А творилось там много чего. Мир менялся неожиданно, стратегическую важность приобрел доступ к Черному морю и вообще Черноморскому региону, потребовались базы вблизи Украины, Грузии. А вот хорошо знакомая, обжитая база Инжирлик в Турции стала, наоборот, ненадежной. Времена первой, холодной войны прошли, и все понимали, что полным ходом идет вторая – только, в отличие от первой, не между двумя блоками. С одной стороны был Запад и все, кто к нему присоединился, искренне или нет – их задачей было оставить все, как есть. Они были вынуждены держать оборону от многочисленных, атакующих со всех сторон врагов, которые были заинтересованы в переделе. Китай, Россия, Индия, Турция, Латинская Америка. И оборонять бастион становилось все труднее…
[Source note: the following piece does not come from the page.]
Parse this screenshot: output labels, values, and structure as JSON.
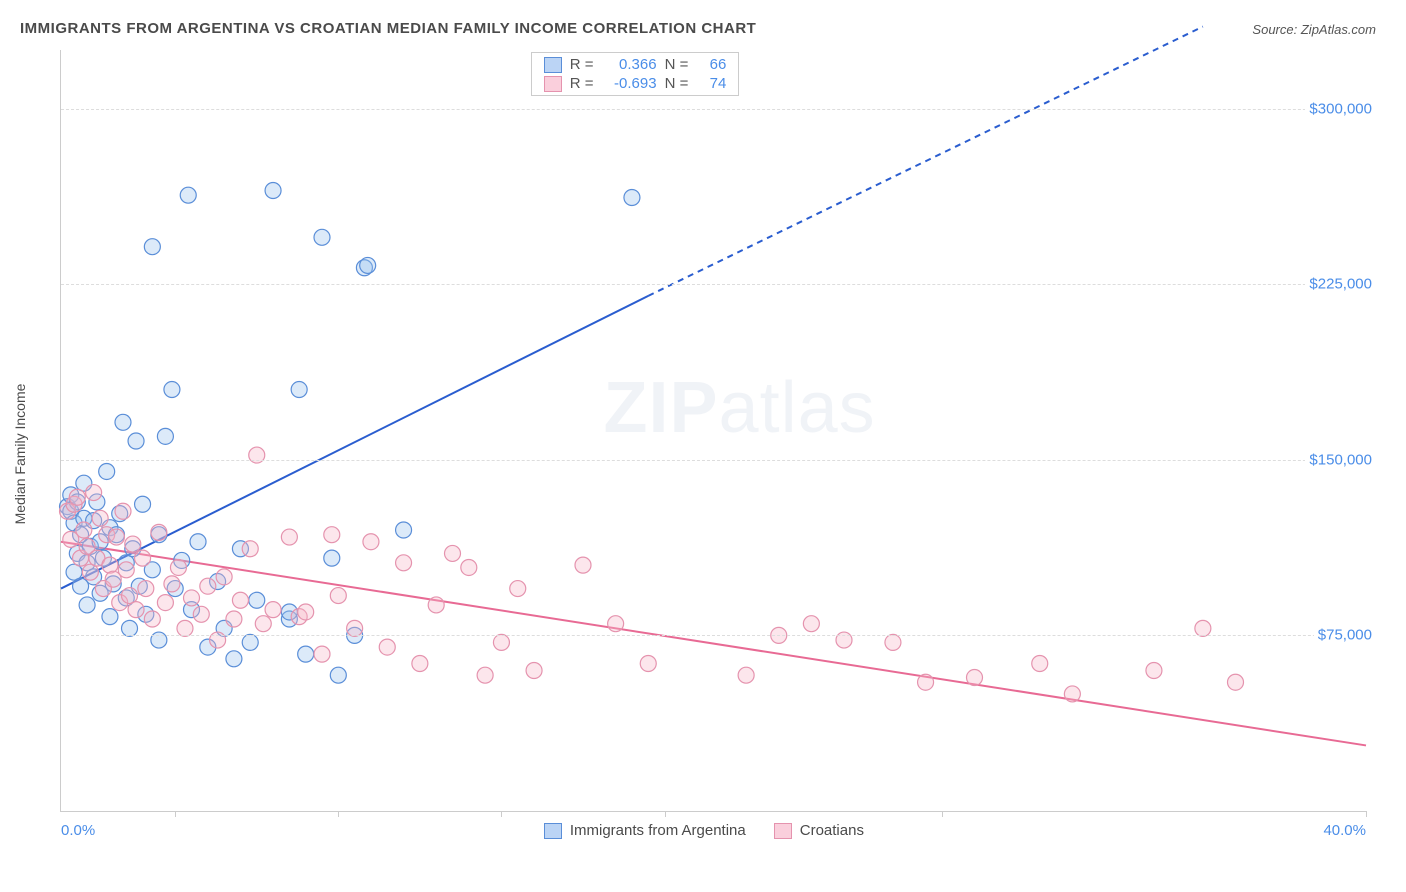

Два человека стояли у джипа на краю летного поля и смотрели на взлетающий «С-27». Этот итальянский самолет был куплен для ВВС США в количестве шестнадцати экземпляров, после чего программу приостановили, а с самолетами не знали, что делать. Эти самолеты несколько лет простояли как невостребованное федеральное имущество, после чего все шестнадцать передали в US SOCOM. Посвященным они были известны как «маленькие лошадки» – конкретно этот летел в Грузию, на аэродром Кутаиси, с грузом оружия и боеприпасов для спешно реорганизуемой и усиливаемой грузинской армии. И обратно он тоже полетит с грузом…
– Ну что? Встречался с Рашидом? – Очкарик средних лет с очень недобрым, пронизывающим взглядом смотрел куда-то вдаль, ни на чем не фокусируясь.
– Да, сэр. – Подтянутый, средних лет офицер спецназа с заткнутым за погон черным беретом провожал взглядом взлетающий самолет.
– И что?
– Они у него. Он обижен на нас, что не предупредили.
– Сикерд тоже?
– Да, сэр.
– Он в порядке?
– В относительном, сэр. С ним еще какой-то русский и двое грузин. Мафия, сэр.
– Рашид обижен за то, что мы не предупредили, – повторил спецназовец.
– Да пошел он!.. – зло выругался очкарик, работающий в посольстве США. – Короче, этот Сикерд… он из ваших. «Морской котик», спецназ, база Рота в Испании. Отвечает за безопасность базы. Заодно контачит с ЦРУ и колумбийцами. И возможно, что с DEA. И еще неизвестно, кто его сюда послал… вместе с этими бандитами.
Спецназовец кивнул, осознавая услышанное.
– Что скажешь?
– Похоже, наш брат выбрал не ту сторону.
– Брат он или не брат, надо еще разобраться. Пока что он даже не в розыске – официально он в отпуске, и его никто не ищет. Но стоит кому-то начать искать его по работе и – Хьюстон, у нас проблемы…
– Я уже договорился с Рашидом, сэр.
– И как именно?
– Он вывезет его в горы. Мы имитируем спасательную операцию. Таким образом, и волки сыты, и…
– А потом?
– Я поговорю с ним. Если он не поймет… что же, одним героем будет больше. Не все спасательные операции заканчиваются удачно.
– Я в это дело не лезу. На твою ответственность, – кивнул очкарик.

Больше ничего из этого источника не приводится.